The full moon of 8:52 a.m. on Monday, November 14 was touted as a “supermoon” because when, in its orbit, it arrived at its closest point to Earth (its monthly perigee), that point was the nearest it’s been since 1948. It appeared to the casual observer (not in actual measurement) to look larger and brighter than usual. It was the second in a series of three consecutive supermoons (October, November and December) of 2016, and it won’t be this close to us again for another 18 years. So, I hope you had a chance to see Luna in all her luminous largesse on Monday.

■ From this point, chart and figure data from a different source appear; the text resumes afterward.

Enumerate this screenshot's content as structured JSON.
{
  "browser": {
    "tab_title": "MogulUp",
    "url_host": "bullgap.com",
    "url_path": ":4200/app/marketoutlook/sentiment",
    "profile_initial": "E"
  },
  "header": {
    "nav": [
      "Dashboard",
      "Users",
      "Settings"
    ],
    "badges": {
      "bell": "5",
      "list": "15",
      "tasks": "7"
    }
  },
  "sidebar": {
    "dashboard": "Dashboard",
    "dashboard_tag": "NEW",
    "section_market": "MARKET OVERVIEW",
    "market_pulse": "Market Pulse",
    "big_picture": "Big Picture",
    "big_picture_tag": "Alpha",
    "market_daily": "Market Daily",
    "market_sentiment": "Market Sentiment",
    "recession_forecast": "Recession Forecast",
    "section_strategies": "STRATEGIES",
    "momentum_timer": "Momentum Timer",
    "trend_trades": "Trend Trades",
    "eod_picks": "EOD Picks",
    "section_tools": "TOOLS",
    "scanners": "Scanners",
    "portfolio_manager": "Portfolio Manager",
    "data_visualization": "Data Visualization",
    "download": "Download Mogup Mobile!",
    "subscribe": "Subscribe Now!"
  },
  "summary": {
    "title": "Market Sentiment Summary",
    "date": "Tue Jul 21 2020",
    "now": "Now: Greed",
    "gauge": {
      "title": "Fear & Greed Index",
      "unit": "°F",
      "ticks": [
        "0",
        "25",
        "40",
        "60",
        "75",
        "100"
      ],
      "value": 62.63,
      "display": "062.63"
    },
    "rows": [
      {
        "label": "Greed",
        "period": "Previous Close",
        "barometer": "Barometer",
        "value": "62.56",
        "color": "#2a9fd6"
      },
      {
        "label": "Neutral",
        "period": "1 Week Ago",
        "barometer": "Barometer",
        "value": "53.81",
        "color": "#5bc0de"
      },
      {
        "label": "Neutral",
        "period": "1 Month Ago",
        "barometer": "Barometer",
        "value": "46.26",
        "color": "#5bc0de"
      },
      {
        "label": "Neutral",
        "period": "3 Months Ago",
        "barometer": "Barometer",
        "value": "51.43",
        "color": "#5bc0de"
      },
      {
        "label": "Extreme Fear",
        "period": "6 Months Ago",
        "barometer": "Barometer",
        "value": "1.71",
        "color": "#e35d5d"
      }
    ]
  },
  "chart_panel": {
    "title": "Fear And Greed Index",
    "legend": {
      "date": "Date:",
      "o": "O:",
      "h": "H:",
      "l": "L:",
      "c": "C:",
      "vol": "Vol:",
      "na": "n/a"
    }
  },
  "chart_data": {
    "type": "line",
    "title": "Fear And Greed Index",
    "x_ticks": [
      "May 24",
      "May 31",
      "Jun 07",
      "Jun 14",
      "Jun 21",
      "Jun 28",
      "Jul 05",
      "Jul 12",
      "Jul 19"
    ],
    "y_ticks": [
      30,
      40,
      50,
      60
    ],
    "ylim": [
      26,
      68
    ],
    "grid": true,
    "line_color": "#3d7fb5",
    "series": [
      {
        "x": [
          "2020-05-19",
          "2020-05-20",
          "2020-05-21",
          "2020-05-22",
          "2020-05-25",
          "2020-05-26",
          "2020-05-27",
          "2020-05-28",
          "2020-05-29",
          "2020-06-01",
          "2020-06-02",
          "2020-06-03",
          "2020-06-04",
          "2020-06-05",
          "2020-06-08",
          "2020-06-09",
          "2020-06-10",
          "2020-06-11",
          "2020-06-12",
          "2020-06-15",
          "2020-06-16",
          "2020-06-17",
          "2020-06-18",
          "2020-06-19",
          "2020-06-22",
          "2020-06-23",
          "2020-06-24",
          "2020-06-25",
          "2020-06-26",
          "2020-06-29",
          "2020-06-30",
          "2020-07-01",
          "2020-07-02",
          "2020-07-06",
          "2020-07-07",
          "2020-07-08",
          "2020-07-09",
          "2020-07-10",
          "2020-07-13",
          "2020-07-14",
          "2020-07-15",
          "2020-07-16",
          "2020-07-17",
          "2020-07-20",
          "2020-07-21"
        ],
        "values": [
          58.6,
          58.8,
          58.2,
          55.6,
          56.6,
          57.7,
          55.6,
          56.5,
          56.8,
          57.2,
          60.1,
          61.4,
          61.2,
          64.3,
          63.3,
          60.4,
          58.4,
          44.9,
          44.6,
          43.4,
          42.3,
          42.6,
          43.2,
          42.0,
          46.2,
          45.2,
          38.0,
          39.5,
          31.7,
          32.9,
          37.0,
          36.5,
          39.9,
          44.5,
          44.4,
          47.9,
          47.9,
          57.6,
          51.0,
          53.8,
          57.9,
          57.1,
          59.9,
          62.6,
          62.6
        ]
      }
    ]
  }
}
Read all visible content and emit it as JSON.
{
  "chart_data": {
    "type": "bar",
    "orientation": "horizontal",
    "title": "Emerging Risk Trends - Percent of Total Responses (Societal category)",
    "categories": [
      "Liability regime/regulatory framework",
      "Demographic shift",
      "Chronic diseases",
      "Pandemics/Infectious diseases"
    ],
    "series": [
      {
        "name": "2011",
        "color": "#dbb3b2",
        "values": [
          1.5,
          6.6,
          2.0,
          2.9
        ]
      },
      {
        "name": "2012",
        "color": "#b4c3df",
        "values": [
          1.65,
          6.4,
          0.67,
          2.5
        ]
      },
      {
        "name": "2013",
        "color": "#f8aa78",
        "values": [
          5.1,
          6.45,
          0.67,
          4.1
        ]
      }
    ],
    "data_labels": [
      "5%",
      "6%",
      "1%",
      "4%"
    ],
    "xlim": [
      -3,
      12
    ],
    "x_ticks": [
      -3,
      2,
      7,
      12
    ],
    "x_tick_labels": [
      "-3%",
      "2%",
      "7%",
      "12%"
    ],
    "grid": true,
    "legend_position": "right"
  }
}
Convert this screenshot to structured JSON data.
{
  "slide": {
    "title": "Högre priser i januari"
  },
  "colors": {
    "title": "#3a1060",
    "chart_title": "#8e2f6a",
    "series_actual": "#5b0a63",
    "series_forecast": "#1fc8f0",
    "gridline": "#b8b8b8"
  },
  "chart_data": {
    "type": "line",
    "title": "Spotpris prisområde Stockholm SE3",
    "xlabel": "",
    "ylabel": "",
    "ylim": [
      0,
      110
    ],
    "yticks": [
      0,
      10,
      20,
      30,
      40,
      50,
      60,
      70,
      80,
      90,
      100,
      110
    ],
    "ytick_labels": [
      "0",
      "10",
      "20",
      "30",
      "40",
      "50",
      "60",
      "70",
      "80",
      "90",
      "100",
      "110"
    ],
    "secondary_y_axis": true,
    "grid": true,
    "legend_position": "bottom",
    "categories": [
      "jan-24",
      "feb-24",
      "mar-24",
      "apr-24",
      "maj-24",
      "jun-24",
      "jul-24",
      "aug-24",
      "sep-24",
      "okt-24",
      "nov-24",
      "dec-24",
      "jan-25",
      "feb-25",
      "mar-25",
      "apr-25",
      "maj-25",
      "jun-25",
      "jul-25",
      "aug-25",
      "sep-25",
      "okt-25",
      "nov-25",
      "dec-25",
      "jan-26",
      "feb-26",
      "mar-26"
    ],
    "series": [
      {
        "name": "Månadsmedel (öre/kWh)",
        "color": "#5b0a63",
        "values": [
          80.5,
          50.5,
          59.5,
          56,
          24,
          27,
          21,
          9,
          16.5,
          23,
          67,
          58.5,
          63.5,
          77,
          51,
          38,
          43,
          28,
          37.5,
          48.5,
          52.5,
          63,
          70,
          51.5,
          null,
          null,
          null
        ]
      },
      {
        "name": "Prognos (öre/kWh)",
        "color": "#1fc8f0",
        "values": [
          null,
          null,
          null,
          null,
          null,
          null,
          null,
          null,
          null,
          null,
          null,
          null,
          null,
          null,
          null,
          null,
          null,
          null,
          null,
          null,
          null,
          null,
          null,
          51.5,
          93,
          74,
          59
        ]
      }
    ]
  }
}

I wasn’t able to photograph her at peak, but, since she still appears “full” for another 24 hours, I stole out early this morning, when Luna was still beaming brightly, to get a few shots. Unfortunately, she wasn’t close to the horizon, where reference points like hills and buildings always makes the moon look larger, whether it’s super or not. She was up high, but there were no clouds, so I snapped some photos using a Nikon D5000 with Nikkor 70-300 mm lens and tripod. I still didn’t get the nice, sharp images that I long for, but they’d have to do.
Earlier last evening, when I checked in on Facebook, saw other people’s pics of the Supermoon and read their comments, I got the impression that there’s a certain snobbery going on about full-on photos of the “whole” moon. As in, the moon and just the moon – no hanging crescents, eerie tree silhouettes or geese flying artfully across its face. Some people, I gather, are bored with plain old, run-of-the-mill moon shots with no special effects and nothing else in the frame. Well, phooey on them, I say! To me, la bella Luna is always beautiful, and she doesn’t need any special jewellery or cosmetics to enhance her allure.
However, since my own shots were nothing of the extraordinary, and I was perhaps a little punchy having stayed up most of the night, I decided to use my editing software to have some fun with Luna. Not to satisfy the snobs, mind you – I’m sure they’d scoff at my silly attempts to go artsy. It was simply for my own amusement – and now, hopefully, yours!